Market analysts have offered the following reasons for the "unexpected" plunge in the gold prices. The equity markets and the broader commodities have reacted negatively to China's 7.7% year-over-year Q1 GDP figure compared to the median Bloomberg forecast of 8%. Last week, the news that Cyprus might sell 10.4 tonnes of its gold holdings has triggered the fear that the other European sovereigns would sell a higher amount to raise funds. The market also believes that the chance of a "tail-risk" event has been significantly reduced with the ECB, the Fed and now the BOJ taking some actions to boost economic recovery and prevent the worse-case economic scenarios. This has prompted some shifting of money from the defensive assets such as gold back into equities although the recent weakness in the U.S. data has prompted some movements back into the U.S. Treasuries, a traditional safe haven. Global gold-backed ETF holdings have declined about 9.5% this year. The important support level at $1,540 has also been broken. When gold price breached $1,430, the selling became indiscriminate. Given that the longer-term supportive fundamentals for gold have not changed in just three days, a stronger argument for the vicious sell-off is the short-selling by funds and dealers.
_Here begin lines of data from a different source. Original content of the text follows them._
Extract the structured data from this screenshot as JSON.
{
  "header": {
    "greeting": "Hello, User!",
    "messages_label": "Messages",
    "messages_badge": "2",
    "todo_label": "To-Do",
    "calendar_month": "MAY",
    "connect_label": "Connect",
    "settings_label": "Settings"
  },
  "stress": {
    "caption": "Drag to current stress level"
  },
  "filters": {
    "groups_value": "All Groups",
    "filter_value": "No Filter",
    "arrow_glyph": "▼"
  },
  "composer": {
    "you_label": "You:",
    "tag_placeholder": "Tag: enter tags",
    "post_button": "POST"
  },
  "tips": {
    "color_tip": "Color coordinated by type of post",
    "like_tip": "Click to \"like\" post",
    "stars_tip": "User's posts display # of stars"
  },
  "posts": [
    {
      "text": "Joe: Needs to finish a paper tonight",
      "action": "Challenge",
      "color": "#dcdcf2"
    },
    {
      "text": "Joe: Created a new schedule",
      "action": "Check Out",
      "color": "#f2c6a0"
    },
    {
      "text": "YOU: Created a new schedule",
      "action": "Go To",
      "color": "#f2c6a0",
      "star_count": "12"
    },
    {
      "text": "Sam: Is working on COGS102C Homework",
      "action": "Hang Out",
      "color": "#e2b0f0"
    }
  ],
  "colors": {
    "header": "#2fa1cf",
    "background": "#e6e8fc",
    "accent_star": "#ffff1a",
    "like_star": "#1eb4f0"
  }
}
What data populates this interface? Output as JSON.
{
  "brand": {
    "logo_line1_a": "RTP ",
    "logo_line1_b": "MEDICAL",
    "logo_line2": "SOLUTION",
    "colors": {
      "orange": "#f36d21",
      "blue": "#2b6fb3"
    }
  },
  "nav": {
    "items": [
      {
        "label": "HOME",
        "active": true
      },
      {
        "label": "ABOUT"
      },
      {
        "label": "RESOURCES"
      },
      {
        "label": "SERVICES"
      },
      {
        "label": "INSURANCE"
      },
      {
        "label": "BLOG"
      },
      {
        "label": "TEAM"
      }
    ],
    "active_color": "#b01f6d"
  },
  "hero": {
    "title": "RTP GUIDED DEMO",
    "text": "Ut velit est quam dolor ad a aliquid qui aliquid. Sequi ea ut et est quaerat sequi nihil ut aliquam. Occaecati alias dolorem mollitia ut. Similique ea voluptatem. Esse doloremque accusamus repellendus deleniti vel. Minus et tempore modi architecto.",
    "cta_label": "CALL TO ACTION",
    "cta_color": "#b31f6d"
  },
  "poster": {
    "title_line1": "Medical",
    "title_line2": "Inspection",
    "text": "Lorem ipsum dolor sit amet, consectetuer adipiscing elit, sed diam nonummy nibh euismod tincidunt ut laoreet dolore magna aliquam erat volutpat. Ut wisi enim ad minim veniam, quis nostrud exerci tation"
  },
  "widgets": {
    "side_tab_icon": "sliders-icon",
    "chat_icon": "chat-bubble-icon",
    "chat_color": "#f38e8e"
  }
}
Our CEO Ross Norman pointed out that the selling of 400 tonnes was timed to get the maximum impact especially with the sentiment toward gold already being weak.
What Can We Expect from Here?
The CME has subsequently raised the margin for gold by 19% which will likely dampen the speculators' interests to short more. However, some funds may look to sell further to reduce risks. The Chinese and Japanese retail investors have been seen to scoop up the cheaper gold. The central banks including Sri Lanka and Korea still look to add gold on a longer-term basis. The North-American gold miners may need to cut back on spending and exploration if their all-in-cost level of $1,300 is breached. While a trading range will take time to be re-established and the physical buyers will re-assess carefully before buying, the gold market will likely find a level where the longer-run fundamentals will re-assert themselves in the next few months.